The Philippine Stock Exchange Index sank 114.39 points, or 1.7 percent, to 6,770.38 on a value turnover of P5.9 billion. Losers overwhelmed gainers, 138 to 45, with 38 issues unchanged.

Metropolitan Bank & Trust Co., the the second-biggest lender in terms of assets, fell 5.4 percent to P53, while First Gen Corp. of the Lopez Group slumped 10 percent to P14.80.

Conglomerate Ayala Corp. skidded 4.6 percent to P645.50, but Metro Pacific Investment Corp., which is into toll roads, water and electricity distribution hospitals and infrastructure, rose 5.2 percent to P3.62.

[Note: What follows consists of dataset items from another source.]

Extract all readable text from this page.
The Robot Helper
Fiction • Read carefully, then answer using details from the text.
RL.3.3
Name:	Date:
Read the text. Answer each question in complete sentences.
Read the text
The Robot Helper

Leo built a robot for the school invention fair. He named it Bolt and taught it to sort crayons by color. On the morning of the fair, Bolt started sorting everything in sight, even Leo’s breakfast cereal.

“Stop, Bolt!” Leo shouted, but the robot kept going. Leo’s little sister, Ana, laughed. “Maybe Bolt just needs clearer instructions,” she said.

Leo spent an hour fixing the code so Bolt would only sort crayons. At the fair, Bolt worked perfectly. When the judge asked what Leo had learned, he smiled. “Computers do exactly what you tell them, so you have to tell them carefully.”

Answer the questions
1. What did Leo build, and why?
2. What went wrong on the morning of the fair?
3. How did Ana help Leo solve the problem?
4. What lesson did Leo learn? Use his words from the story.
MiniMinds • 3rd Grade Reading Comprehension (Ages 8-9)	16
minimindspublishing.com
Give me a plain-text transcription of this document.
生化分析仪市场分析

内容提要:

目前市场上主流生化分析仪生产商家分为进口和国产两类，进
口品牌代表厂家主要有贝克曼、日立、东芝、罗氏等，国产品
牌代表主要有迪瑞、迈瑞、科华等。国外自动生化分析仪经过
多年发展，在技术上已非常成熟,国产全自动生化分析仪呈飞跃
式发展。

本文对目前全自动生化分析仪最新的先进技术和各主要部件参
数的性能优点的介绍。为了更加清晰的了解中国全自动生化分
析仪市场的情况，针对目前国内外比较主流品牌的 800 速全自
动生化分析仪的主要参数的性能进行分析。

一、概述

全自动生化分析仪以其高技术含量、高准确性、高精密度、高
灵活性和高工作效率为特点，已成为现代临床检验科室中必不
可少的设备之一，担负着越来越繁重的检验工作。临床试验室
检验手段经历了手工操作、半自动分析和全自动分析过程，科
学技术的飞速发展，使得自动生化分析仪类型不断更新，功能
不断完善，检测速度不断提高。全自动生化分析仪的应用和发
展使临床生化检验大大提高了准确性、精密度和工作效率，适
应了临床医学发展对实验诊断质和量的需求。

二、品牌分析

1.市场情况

While governments and central banks have unleashed or prepared to roll out stimulus measures, the rapid spread of the disease and rising death toll are putting a strain on economies and stoking concerns of a worldwide recession.

And with no end seemingly in sight—almost 100,000 people in 85 countries have now been infected—investors are fleeing out of risk assets such as stocks and into safe havens including the yen and gold.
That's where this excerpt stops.